Background: Vitamin D-binding protein (DBP) may alter the biological activity of total 25-hydroxyvitamin D [25(OH)D]; this could influence on the effects of vitamin D in relation to bone mineral density (BMD) and fractures. Emerging data suggest that fetuin-A may be involved in bone metabolism. We aimed to investigate the influence of DBP gene polymorphism on the relationship of vitamin D status and fetuin-A levels to BMD and bone markers.
Methods: This cross-sectional study was part of a health survey of employees of the Electricity Generating Authority of Thailand (1,734 healthy subjects, 72% male). Fasting blood samples were assayed for 25(OH)D, fetuin-A, N-terminal propeptides of type 1 procollagen (P1NP), C-terminal cross-linking telopeptides of type I collagen (CTx-I), and DBP rs2282679 genotypes. L1-L4 lumbar spine and femoral BMD were measured using dual-energy X-ray absorptiometry.

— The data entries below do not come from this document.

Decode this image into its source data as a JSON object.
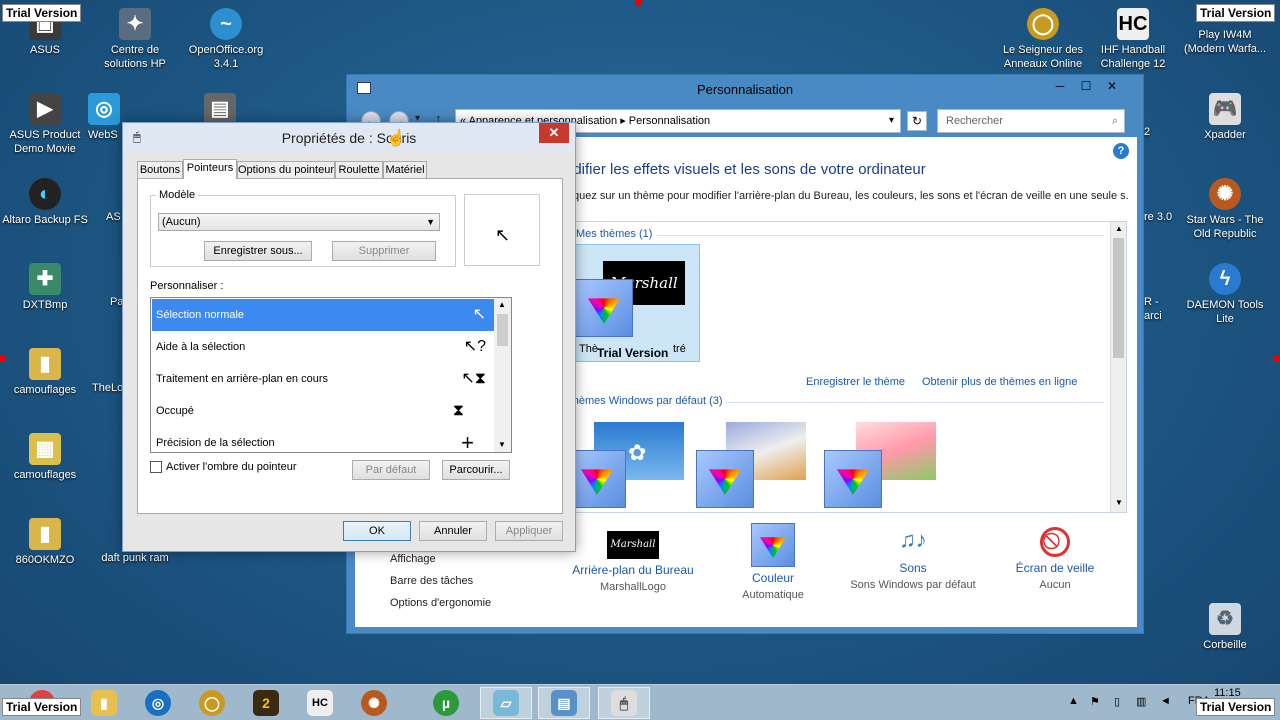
{
  "watermark": "Trial Version",
  "desktop_icons": [
    {
      "label": "ASUS",
      "icon": "asus-icon"
    },
    {
      "label": "Centre de solutions HP",
      "icon": "hp-solution-center-icon"
    },
    {
      "label": "OpenOffice.org 3.4.1",
      "icon": "openoffice-icon"
    },
    {
      "label": "ASUS Product Demo Movie",
      "icon": "movie-icon"
    },
    {
      "label": "WebS",
      "icon": "web-icon"
    },
    {
      "label": "Altaro Backup FS",
      "icon": "backup-icon"
    },
    {
      "label": "AS",
      "icon": "app-icon"
    },
    {
      "label": "DXTBmp",
      "icon": "dxtbmp-icon"
    },
    {
      "label": "Pa",
      "icon": "app-icon"
    },
    {
      "label": "camouflages",
      "icon": "folder-icon"
    },
    {
      "label": "TheLo",
      "icon": "app-icon"
    },
    {
      "label": "camouflages",
      "icon": "archive-icon"
    },
    {
      "label": "860OKMZO",
      "icon": "folder-icon"
    },
    {
      "label": "daft punk ram",
      "icon": "file-icon"
    },
    {
      "label": "Le Seigneur des Anneaux Online",
      "icon": "lotro-icon"
    },
    {
      "label": "IHF Handball Challenge 12",
      "icon": "handball-icon"
    },
    {
      "label": "Play IW4M (Modern Warfa...",
      "icon": "iw4m-icon"
    },
    {
      "label": "Xpadder",
      "icon": "gamepad-icon"
    },
    {
      "label": "Star Wars - The Old Republic",
      "icon": "swtor-icon"
    },
    {
      "label": "DAEMON Tools Lite",
      "icon": "daemon-tools-icon"
    },
    {
      "label": "Corbeille",
      "icon": "recycle-bin-icon"
    },
    {
      "label": "2",
      "icon": "partial-icon"
    },
    {
      "label": "re 3.0",
      "icon": "partial-icon"
    },
    {
      "label": "R - arci",
      "icon": "partial-icon"
    }
  ],
  "perso": {
    "title": "Personnalisation",
    "controls": {
      "minimize": "─",
      "maximize": "☐",
      "close": "✕"
    },
    "breadcrumb": "« Apparence et personnalisation ▸ Personnalisation",
    "search_placeholder": "Rechercher",
    "headline": "odifier les effets visuels et les sons de votre ordinateur",
    "subline": "quez sur un thème pour modifier l'arrière-plan du Bureau, les couleurs, les sons et l'écran de veille en une seule s.",
    "my_themes": "Mes thèmes (1)",
    "theme_caption_left": "Thè",
    "theme_caption_right": "tré",
    "brand": "Marshall",
    "save_theme": "Enregistrer le thème",
    "more_themes": "Obtenir plus de thèmes en ligne",
    "default_themes": "Thèmes Windows par défaut (3)",
    "see_also": [
      "Affichage",
      "Barre des tâches",
      "Options d'ergonomie"
    ],
    "bottom": [
      {
        "label": "Arrière-plan du Bureau",
        "value": "MarshallLogo",
        "icon": "desktop-background-icon"
      },
      {
        "label": "Couleur",
        "value": "Automatique",
        "icon": "color-icon"
      },
      {
        "label": "Sons",
        "value": "Sons Windows par défaut",
        "icon": "sounds-icon"
      },
      {
        "label": "Écran de veille",
        "value": "Aucun",
        "icon": "screensaver-icon"
      }
    ]
  },
  "dialog": {
    "title": "Propriétés de : Souris",
    "tabs": [
      "Boutons",
      "Pointeurs",
      "Options du pointeur",
      "Roulette",
      "Matériel"
    ],
    "active_tab": "Pointeurs",
    "model_label": "Modèle",
    "model_value": "(Aucun)",
    "save_as": "Enregistrer sous...",
    "delete": "Supprimer",
    "customize_label": "Personnaliser :",
    "pointers": [
      {
        "label": "Sélection normale",
        "glyph": "↖"
      },
      {
        "label": "Aide à la sélection",
        "glyph": "↖?"
      },
      {
        "label": "Traitement en arrière-plan en cours",
        "glyph": "↖⧗"
      },
      {
        "label": "Occupé",
        "glyph": "⧗"
      },
      {
        "label": "Précision de la sélection",
        "glyph": "+"
      }
    ],
    "shadow_label": "Activer l'ombre du pointeur",
    "default_btn": "Par défaut",
    "browse_btn": "Parcourir...",
    "ok": "OK",
    "cancel": "Annuler",
    "apply": "Appliquer"
  },
  "taskbar": {
    "lang": "FRA",
    "time": "11:15"
  }
}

Results: The DBP rs2282679 genotype distribution conformed to the Hardy-Weinberg equilibrium. There were no correlations between 25(OH)D levels and BMD and bone markers. But a trend of positive correlation was observed for the DBP genotypes with total hip BMD, and for the interaction between 25(OH)D and DBP genotypes with BMD at all femoral sites. We further analyzed data according to DBP genotypes. Only in subjects with the AA (common) genotype, 25(OH)D levels were positively related to BMD and bone markers, while fetuin-A was negatively related to total hip BMD, independently of age, gender and BMI.
Conclusions: The interaction between vitamin D status, as measured by circulating 25(OH)D and DBP rs2282679 genotypes, modified the association between 25(OH)D and BMD and bone markers. Differences in DBP genotypes additionally influenced the correlation of fetuin-A levels with femoral BMD.